Pip... Pip... Pip...


Karena tak seorang pun selain mereka berempat masuk ke sini, Rina tahu siapa yang mau melakukan ini selain mereka bertiga. Dirinya tak menyangka bahwa mereka mau sampai senekat ini merundung dirinya


Tangisan diamnya membuat kegelapan di tempat ini semakin mencekam dan Rina sangat terpuruk berada di dalam sini seorang diri.


...•••...


Sesaat di luar rumah sakit...


"Nomi, bukankah ini terlalu berlebihan," kata Novi yang khawatir.


"Iya, bagaimana kalau terjadi sesuatu padanya," lanjut Nora.


"Kalian ini menyebalkan sekali sih! Bukannya kita sudah sepakat melakukan ini," ucap Nomi yang kesal.


Nora dan Novi memang sudah sepakat, tapi mereka tak menyangka sampai harus mengurung Rina di tempat menyeramkan itu seorang diri, pikirnya mereka berdua bahwa Rina dibawa ke sini untuk mempermalukan Rina di sekolah dengan rekaman ini, tapi siapa sangka Nomi melakukan ini semua di luar rencana mereka berdua.

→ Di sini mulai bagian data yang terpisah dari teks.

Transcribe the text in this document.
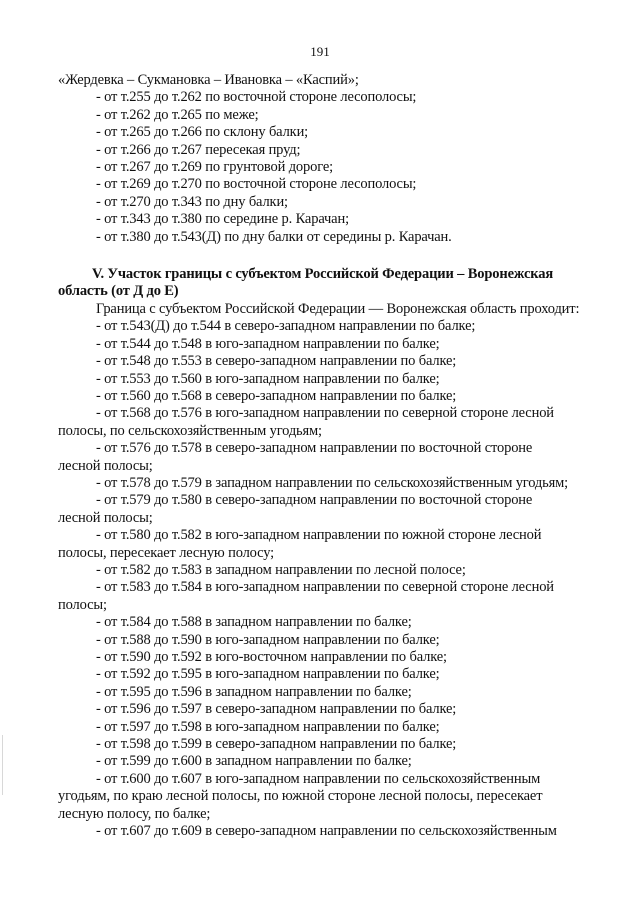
191

«Жердевка – Сукмановка – Ивановка – «Каспий»;

- от т.255 до т.262 по восточной стороне лесополосы;

- от т.262 до т.265 по меже;

- от т.265 до т.266 по склону балки;

- от т.266 до т.267 пересекая пруд;

- от т.267 до т.269 по грунтовой дороге;

- от т.269 до т.270 по восточной стороне лесополосы;

- от т.270 до т.343 по дну балки;

- от т.343 до т.380 по середине р. Карачан;

- от т.380 до т.543(Д) по дну балки от середины р. Карачан.

V. Участок границы с субъектом Российской Федерации – Воронежская
область (от Д до Е)

Граница с субъектом Российской Федерации — Воронежская область проходит:

- от т.543(Д) до т.544 в северо-западном направлении по балке;
- от т.544 до т.548 в юго-западном направлении по балке;
- от т.548 до т.553 в северо-западном направлении по балке;
- от т.553 до т.560 в юго-западном направлении по балке;
- от т.560 до т.568 в северо-западном направлении по балке;
- от т.568 до т.576 в юго-западном направлении по северной стороне лесной
полосы, по сельскохозяйственным угодьям;
- от т.576 до т.578 в северо-западном направлении по восточной стороне
лесной полосы;
- от т.578 до т.579 в западном направлении по сельскохозяйственным угодьям;
- от т.579 до т.580 в северо-западном направлении по восточной стороне
лесной полосы;
- от т.580 до т.582 в юго-западном направлении по южной стороне лесной
полосы, пересекает лесную полосу;
- от т.582 до т.583 в западном направлении по лесной полосе;
- от т.583 до т.584 в юго-западном направлении по северной стороне лесной
полосы;
- от т.584 до т.588 в западном направлении по балке;
- от т.588 до т.590 в юго-западном направлении по балке;
- от т.590 до т.592 в юго-восточном направлении по балке;
- от т.592 до т.595 в юго-западном направлении по балке;
- от т.595 до т.596 в западном направлении по балке;
- от т.596 до т.597 в северо-западном направлении по балке;
- от т.597 до т.598 в юго-западном направлении по балке;
- от т.598 до т.599 в северо-западном направлении по балке;
- от т.599 до т.600 в западном направлении по балке;
- от т.600 до т.607 в юго-западном направлении по сельскохозяйственным
угодьям, по краю лесной полосы, по южной стороне лесной полосы, пересекает
лесную полосу, по балке;
- от т.607 до т.609 в северо-западном направлении по сельскохозяйственным
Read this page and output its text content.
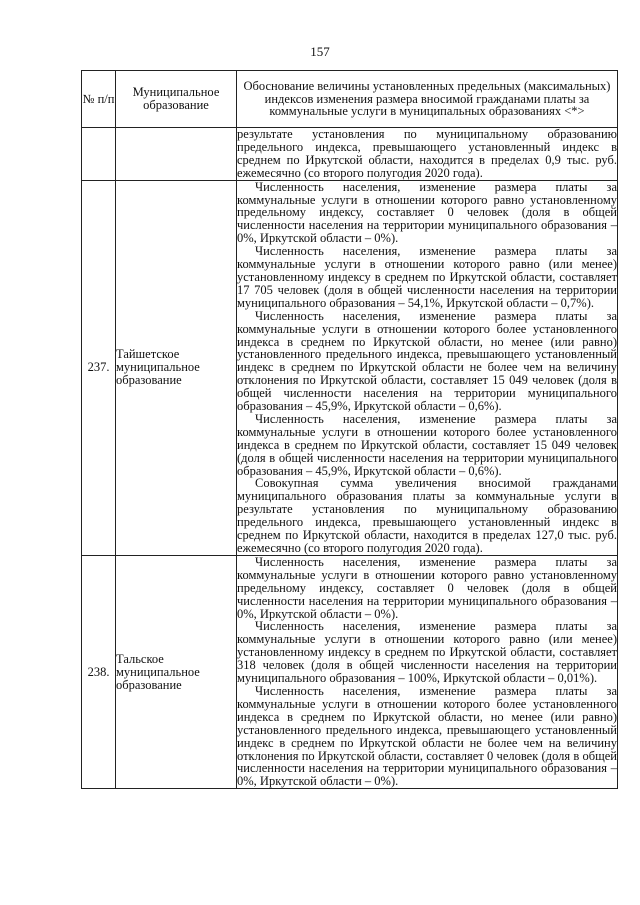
157
№ п/п	Муниципальное образование	Обоснование величины установленных предельных (максимальных) индексов изменения размера вносимой гражданами платы за коммунальные услуги в муниципальных образованиях <*>

		результате установления по муниципальному образованию предельного индекса, превышающего установленный индекс в среднем по Иркутской области, находится в пределах 0,9 тыс. руб. ежемесячно (со второго полугодия 2020 года).

237.	Тайшетское муниципальное образование	Численность населения, изменение размера платы за коммунальные услуги в отношении которого равно установленному предельному индексу, составляет 0 человек (доля в общей численности населения на территории муниципального образования – 0%, Иркутской области – 0%).

Численность населения, изменение размера платы за коммунальные услуги в отношении которого равно (или менее) установленному индексу в среднем по Иркутской области, составляет 17 705 человек (доля в общей численности населения на территории муниципального образования – 54,1%, Иркутской области – 0,7%).

Численность населения, изменение размера платы за коммунальные услуги в отношении которого более установленного индекса в среднем по Иркутской области, но менее (или равно) установленного предельного индекса, превышающего установленный индекс в среднем по Иркутской области не более чем на величину отклонения по Иркутской области, составляет 15 049 человек (доля в общей численности населения на территории муниципального образования – 45,9%, Иркутской области – 0,6%).

Численность населения, изменение размера платы за коммунальные услуги в отношении которого более установленного индекса в среднем по Иркутской области, составляет 15 049 человек (доля в общей численности населения на территории муниципального образования – 45,9%, Иркутской области – 0,6%).

Совокупная сумма увеличения вносимой гражданами муниципального образования платы за коммунальные услуги в результате установления по муниципальному образованию предельного индекса, превышающего установленный индекс в среднем по Иркутской области, находится в пределах 127,0 тыс. руб. ежемесячно (со второго полугодия 2020 года).

238.	Тальское муниципальное образование	Численность населения, изменение размера платы за коммунальные услуги в отношении которого равно установленному предельному индексу, составляет 0 человек (доля в общей численности населения на территории муниципального образования – 0%, Иркутской области – 0%).

Численность населения, изменение размера платы за коммунальные услуги в отношении которого равно (или менее) установленному индексу в среднем по Иркутской области, составляет 318 человек (доля в общей численности населения на территории муниципального образования – 100%, Иркутской области – 0,01%).

Численность населения, изменение размера платы за коммунальные услуги в отношении которого более установленного индекса в среднем по Иркутской области, но менее (или равно) установленного предельного индекса, превышающего установленный индекс в среднем по Иркутской области не более чем на величину отклонения по Иркутской области, составляет 0 человек (доля в общей численности населения на территории муниципального образования – 0%, Иркутской области – 0%).
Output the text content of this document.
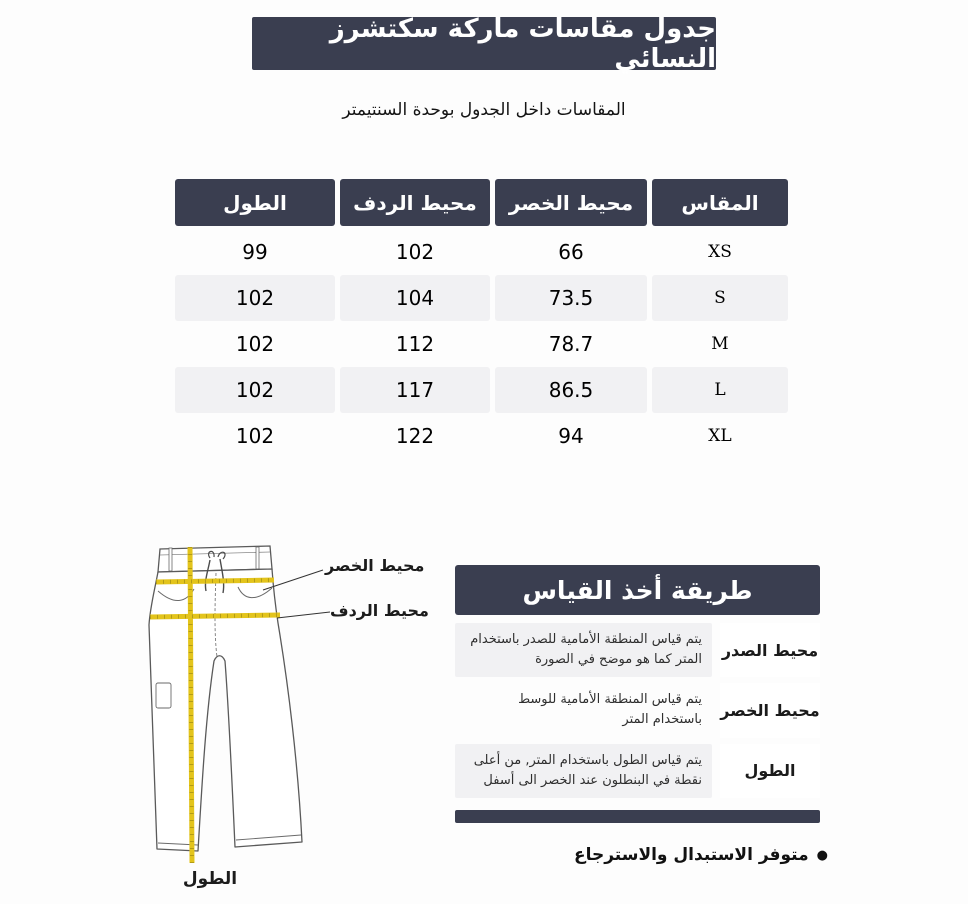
جدول مقاسات ماركة سكتشرز النسائي
المقاسات داخل الجدول بوحدة السنتيمتر
المقاس
محيط الخصر
محيط الردف
الطول
XS
66
102
99
S
73.5
104
102
M
78.7
112
102
L
86.5
117
102
XL
94
122
102
محيط الخصر
محيط الردف
الطول
طريقة أخذ القياس
محيط الصدر
يتم قياس المنطقة الأمامية للصدر باستخدام المتر كما هو موضح في الصورة
محيط الخصر
يتم قياس المنطقة الأمامية للوسط باستخدام المتر
الطول
يتم قياس الطول باستخدام المتر, من أعلى نقطة في البنطلون عند الخصر الى أسفل
●
متوفر الاستبدال والاسترجاع
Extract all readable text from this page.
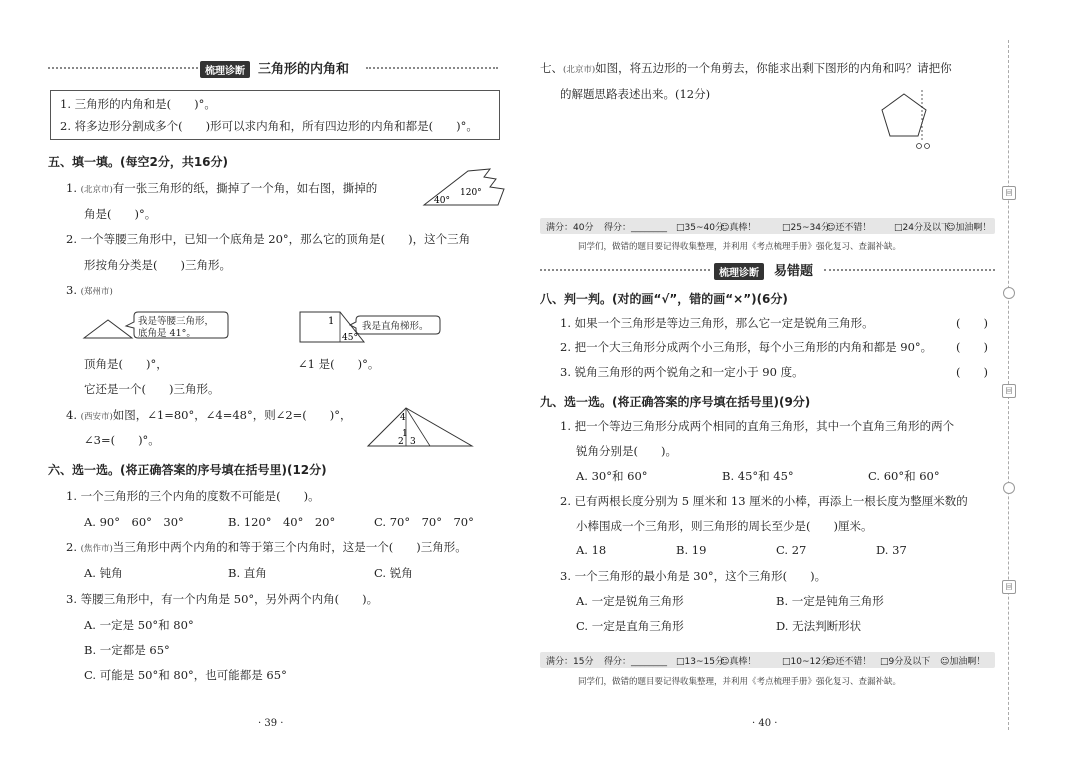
梳理诊断	三角形的内角和
1. 三角形的内角和是(　　)°。
2. 将多边形分割成多个(　　)形可以求内角和，所有四边形的内角和都是(　　)°。
五、填一填。(每空2分，共16分)
1. (北京市)有一张三角形的纸，撕掉了一个角，如右图，撕掉的
角是(　　)°。
40°
120°
2. 一个等腰三角形中，已知一个底角是 20°，那么它的顶角是(　　)，这个三角
形按角分类是(　　)三角形。
3. (郑州市)
我是等腰三角形，
底角是 41°。
1
45°
我是直角梯形。
顶角是(　　)°，	∠1 是(　　)°。
它还是一个(　　)三角形。
4. (西安市)如图，∠1=80°，∠4=48°，则∠2=(　　)°，
∠3=(　　)°。
4
1
2 3
六、选一选。(将正确答案的序号填在括号里)(12分)
1. 一个三角形的三个内角的度数不可能是(　　)。
A. 90°　60°　30°	B. 120°　40°　20°	C. 70°　70°　70°
2. (焦作市)当三角形中两个内角的和等于第三个内角时，这是一个(　　)三角形。
A. 钝角	B. 直角	C. 锐角
3. 等腰三角形中，有一个内角是 50°，另外两个内角(　　)。
A. 一定是 50°和 80°
B. 一定都是 65°
C. 可能是 50°和 80°，也可能都是 65°
· 39 ·
七、(北京市)如图，将五边形的一个角剪去，你能求出剩下图形的内角和吗？请把你
的解题思路表述出来。(12分)
满分：40分 得分：________ □35~40分
☺真棒！	□25~34分
☺还不错！	□24分及以下
☺加油啊！
同学们，做错的题目要记得收集整理，并利用《考点梳理手册》强化复习、查漏补缺。
梳理诊断	易错题
八、判一判。(对的画“√”，错的画“×”)(6分)
1. 如果一个三角形是等边三角形，那么它一定是锐角三角形。	(　　)
2. 把一个大三角形分成两个小三角形，每个小三角形的内角和都是 90°。 (　　)
3. 锐角三角形的两个锐角之和一定小于 90 度。	(　　)
九、选一选。(将正确答案的序号填在括号里)(9分)
1. 把一个等边三角形分成两个相同的直角三角形，其中一个直角三角形的两个
锐角分别是(　　)。
A. 30°和 60°	B. 45°和 45°	C. 60°和 60°
2. 已有两根长度分别为 5 厘米和 13 厘米的小棒，再添上一根长度为整厘米数的
小棒围成一个三角形，则三角形的周长至少是(　　)厘米。
A. 18	B. 19	C. 27	D. 37
3. 一个三角形的最小角是 30°，这个三角形(　　)。
A. 一定是锐角三角形	B. 一定是钝角三角形
C. 一定是直角三角形	D. 无法判断形状
满分：15分 得分：________ □13~15分
☺真棒！	□10~12分
☺还不错！ □9分及以下 ☺加油啊！
同学们，做错的题目要记得收集整理，并利用《考点梳理手册》强化复习、查漏补缺。
· 40 ·
回
回
回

"Kalian tidak perlu khawatir, rumah sakit mana yang tak punya pintu darurat. Aku yakin dia pasti keluar dari pintu."


Mendengar itu membuat Nora dan Novi lega, tapi lain halnya bagi Novi yang tak merasa enak sama sekali memperlakukan hal ini pada Rina.


"Maaf..."


Ia hanya bisa meminta maaf dalam hatinya, karena dirinya tak menyangka bahwa Rina gadis yang sangat ramah dan sangat cocok sebagai teman ngobrol, hal itu ia sudah rasakan saat mengobrol dengan Rina di perjalan.


Brem...


Seketika mobil itu tancap gas dan meninggalkan lokasi.


...•••...


Sesaat di dalam rumah sakit...


"Tidak mungkin..."


Tatapannya mulai menampakkan keputusasaan, sebuah jalan telah tertutupi puing-puing bangunan rumah sakit, dan di samping tembok itu ada tulisan "Exit" yang berarti ada jalan keluar lain di rumah sakit ini.


Grak!


"?"


Sesuatu di balik bayang-bayang telah mengintai Rina dan gadis muda ini masih sibuk mencari jalan keluar dari tempat menyeramkan ini.